Moderation Total: -1 Troll, +3 Goat
Kyle Condon here, the reason I started the petition was not because I was too lazy to do it myself. I know C and could quite easily compile my own kernel with the functionality taken out. However, the petition was to have it removed from the MAINLINE linux kernel, this would remove it for everyone who ran the linux kernel and not just the select few who had enough knowledge to turn it off.
And by disabling RdRand, you can only decrease security, so it would be pretty stupid to do so. But that requires actually understanding how an entropy pool works, something the petitioner does not. Basically, the only sane reason to disable it is for tests.
In fact of the sheer stupidity of the request, Linus was pretty friendly in its answer. He is also 100% right.

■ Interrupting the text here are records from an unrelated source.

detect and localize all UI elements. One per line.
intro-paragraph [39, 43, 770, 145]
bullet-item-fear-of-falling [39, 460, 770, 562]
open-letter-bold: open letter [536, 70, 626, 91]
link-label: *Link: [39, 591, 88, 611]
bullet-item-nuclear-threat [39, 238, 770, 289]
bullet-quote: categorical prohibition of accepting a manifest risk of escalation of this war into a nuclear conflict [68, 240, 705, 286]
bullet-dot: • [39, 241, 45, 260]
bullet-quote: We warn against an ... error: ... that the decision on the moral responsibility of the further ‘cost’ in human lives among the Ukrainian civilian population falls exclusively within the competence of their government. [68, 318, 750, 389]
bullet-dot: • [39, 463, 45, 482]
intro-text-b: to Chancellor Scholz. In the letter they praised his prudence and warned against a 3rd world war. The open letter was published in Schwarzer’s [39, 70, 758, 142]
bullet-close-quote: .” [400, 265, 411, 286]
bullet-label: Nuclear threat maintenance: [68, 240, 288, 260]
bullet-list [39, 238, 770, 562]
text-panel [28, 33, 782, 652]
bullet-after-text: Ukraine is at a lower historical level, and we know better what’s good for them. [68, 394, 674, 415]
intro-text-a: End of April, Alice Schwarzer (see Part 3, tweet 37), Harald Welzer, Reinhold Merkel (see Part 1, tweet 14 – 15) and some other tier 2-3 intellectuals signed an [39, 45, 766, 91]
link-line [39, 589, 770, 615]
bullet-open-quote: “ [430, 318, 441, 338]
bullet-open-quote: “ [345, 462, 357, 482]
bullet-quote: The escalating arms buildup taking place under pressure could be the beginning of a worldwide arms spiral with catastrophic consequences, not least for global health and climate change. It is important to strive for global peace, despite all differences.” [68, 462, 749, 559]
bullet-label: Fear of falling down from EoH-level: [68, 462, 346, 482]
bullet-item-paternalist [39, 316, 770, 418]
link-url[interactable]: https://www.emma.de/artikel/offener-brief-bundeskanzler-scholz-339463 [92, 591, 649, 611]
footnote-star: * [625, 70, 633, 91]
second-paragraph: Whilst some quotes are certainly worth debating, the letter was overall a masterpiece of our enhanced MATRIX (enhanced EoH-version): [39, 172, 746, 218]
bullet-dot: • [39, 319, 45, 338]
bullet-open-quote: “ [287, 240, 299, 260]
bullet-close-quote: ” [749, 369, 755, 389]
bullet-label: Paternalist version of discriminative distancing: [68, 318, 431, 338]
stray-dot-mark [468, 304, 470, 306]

If you look at what Intel apparently wanted, namely drop the entropy pool and only use RdRandom (https://plus.google.com/117091380454742934025/posts/SDcoemc9V3J), _that_ would have been highly problematic. But Theodore Ts'o actually understands how these things work and refused. I thought it was a pretty good call back then (and I seem to remember that Linus called this one wrong but learned better), and now it looks like it prevented a world of trouble. On the other hand, we now have strong indication that some Intel engineers have been compromised by the NSA.
Most ACs are not even worth the keystrokes to insult them. Be generically insulted by this and ignored otherwise.
Yes. But I'm not going to give a well researched answer because I'm about to get on a plane.
Primarily the problem is that the Linux kernel RNG exists in many contexts and trusts that its random sources are random across all those contexts. This has been found to be false. The factorable.net study showing re-used primes between certs created on low-entropy router devices is an example of what can go wrong.
There are other more detailed things. The pool entropy calculations are flat out wrong. They are less wrong after Peter Anvin submitted a patch to have it do a piecwise approximation to a shannon entropy sum rather than an arithmetic sum, but it's not doing anything like a normal min-entropy computation for an entropy extraction algorithm.
The kernel trusts userland programs to be honest about the entropy in the sources. E.G. RNGd. However RNGd and other entropy gather daemon's have no basis on which to know the source entropy and so they make it up. The kernel takes this number and uses it in the pool entropy calculation. And so the whole calculation is built on sand.
The behavior of the kernel results in boot time entropy starvation, right at the point where you need it most.
This is RdRand changes the picture somewhat. The entropy source is well modeled and its min entropy is know. The resulting entropy from the condition is therefore known. The entropy seeding the DRBG is therefore know. It is therefore known how to extract full entropy output from RdRand, and it is known what the cryptographic resistance to brute for attack is (which is not quite the same thing). Such a chain of reasoning is what a good RNG should have.
You are better off using RdRand because it's available from the first instruction executed. It has known properties and the resulting numbers are not subject to the timing, memory API attacks that the kernel RNG numbers are subject to on the long winding path from device to RNGd to kernel API to kernel RNG to /dev/random to userland library to userland application.
I should use this sig to advertise my book ISBN-13 : 978-1501515132.
Then how do you know the software RNG in the kernel is random? By using randomness tests, that's how, like the diehard suite. Diehard has been run on RdRand; try it yourself if you want.